Tout comme l’est le rapport rédigé en 2004 par l’ex-sénateur Paul Denis qui a révélé les pratiques de corruption du régime Lavalas d’alors. Ce document ignoré depuis plus de dix ans montre que chez nos hommes politiques, qu’ils soient de gauche ou de droite, de Jean Bertrand Aristide en passant par René Préval† jusqu’à Michel Martelly, la corruption est le programme qui a le mieux réussi.

Aujourd’hui, le président Jovenel Moïse a l’occasion historique de marquer la différence, il a l’opportunité de prouver au pays qu’en dépit du fait qu’il soit lui-même épinglé dans un de ces rapports, il est déterminé à prendre le taureau de la corruption par les cornes. Il a pour devoir de mettre les moyens à la disposition de la justice pour approfondir ces enquêtes en commençant par passer un grand coup de balai dans son propre camp pour montrer l’exemple.

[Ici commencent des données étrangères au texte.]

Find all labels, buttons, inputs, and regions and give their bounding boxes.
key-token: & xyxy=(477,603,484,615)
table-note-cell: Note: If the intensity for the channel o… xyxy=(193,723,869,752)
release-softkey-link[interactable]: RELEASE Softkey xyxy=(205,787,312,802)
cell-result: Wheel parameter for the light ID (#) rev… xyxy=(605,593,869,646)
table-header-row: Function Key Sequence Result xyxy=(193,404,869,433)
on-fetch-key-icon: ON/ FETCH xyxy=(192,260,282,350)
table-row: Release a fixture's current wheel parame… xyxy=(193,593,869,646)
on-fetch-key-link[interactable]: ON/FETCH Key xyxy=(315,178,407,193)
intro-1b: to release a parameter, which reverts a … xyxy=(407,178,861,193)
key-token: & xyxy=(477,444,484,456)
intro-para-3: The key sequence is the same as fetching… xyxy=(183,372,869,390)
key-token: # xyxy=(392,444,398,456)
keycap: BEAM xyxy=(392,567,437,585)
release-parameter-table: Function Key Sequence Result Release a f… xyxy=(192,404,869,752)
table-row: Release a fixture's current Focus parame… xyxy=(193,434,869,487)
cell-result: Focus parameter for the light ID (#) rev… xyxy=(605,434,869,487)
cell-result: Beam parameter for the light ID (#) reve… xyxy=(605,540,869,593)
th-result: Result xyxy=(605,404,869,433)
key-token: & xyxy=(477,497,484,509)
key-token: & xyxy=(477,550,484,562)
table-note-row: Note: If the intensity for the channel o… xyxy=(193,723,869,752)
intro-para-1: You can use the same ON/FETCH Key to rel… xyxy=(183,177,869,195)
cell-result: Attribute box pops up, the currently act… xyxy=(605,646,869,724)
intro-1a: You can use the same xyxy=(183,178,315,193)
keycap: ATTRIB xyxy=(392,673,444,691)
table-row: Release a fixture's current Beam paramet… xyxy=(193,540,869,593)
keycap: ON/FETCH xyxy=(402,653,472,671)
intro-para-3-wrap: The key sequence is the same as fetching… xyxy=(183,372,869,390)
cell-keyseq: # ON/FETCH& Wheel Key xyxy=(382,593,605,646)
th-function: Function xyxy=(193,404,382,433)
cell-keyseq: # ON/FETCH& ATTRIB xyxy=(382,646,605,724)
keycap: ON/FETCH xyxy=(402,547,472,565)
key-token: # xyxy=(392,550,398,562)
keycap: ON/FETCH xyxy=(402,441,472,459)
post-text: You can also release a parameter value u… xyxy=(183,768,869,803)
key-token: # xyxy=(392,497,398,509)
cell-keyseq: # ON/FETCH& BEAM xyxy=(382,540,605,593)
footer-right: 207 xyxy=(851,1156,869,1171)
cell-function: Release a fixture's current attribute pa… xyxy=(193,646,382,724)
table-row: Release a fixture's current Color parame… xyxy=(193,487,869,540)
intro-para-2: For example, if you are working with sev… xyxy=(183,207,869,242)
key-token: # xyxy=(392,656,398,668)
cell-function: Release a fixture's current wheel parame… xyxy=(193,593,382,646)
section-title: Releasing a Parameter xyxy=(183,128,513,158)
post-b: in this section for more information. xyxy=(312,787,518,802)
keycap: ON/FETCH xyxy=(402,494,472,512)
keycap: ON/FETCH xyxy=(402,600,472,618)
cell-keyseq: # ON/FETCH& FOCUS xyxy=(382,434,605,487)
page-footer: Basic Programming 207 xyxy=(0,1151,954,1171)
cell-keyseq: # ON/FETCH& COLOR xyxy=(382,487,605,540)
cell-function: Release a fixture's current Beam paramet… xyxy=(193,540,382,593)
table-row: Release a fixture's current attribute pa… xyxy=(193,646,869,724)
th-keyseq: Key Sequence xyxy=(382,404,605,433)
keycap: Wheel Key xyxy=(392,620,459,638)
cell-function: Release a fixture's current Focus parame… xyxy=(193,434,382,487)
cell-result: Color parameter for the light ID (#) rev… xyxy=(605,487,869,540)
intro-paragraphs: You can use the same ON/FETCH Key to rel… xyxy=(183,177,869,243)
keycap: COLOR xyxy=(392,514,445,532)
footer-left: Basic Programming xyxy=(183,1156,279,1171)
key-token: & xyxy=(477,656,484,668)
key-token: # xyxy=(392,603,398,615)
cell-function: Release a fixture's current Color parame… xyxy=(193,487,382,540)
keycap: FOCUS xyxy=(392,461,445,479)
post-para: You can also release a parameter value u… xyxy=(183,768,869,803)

Ce n’est pas aux jeunes ni à nos enfants qu’il doit incomber le fardeau de la dette et de l’enrichissement illicite des dirigeants actuels. Les coupables devraient être mis dans l’obligation de rembourser les fonds honteusement dilapidés à la république.

La corruption est un crime qui entrave le développement d’Haïti, elle accentue les inégalités, elle appauvrit la majorité des Haïtiens, elle entrave la justice. Tolérer la corruption, c’est enfoncer Haïti dans le sous-développement et maintenir sa population dans la misère.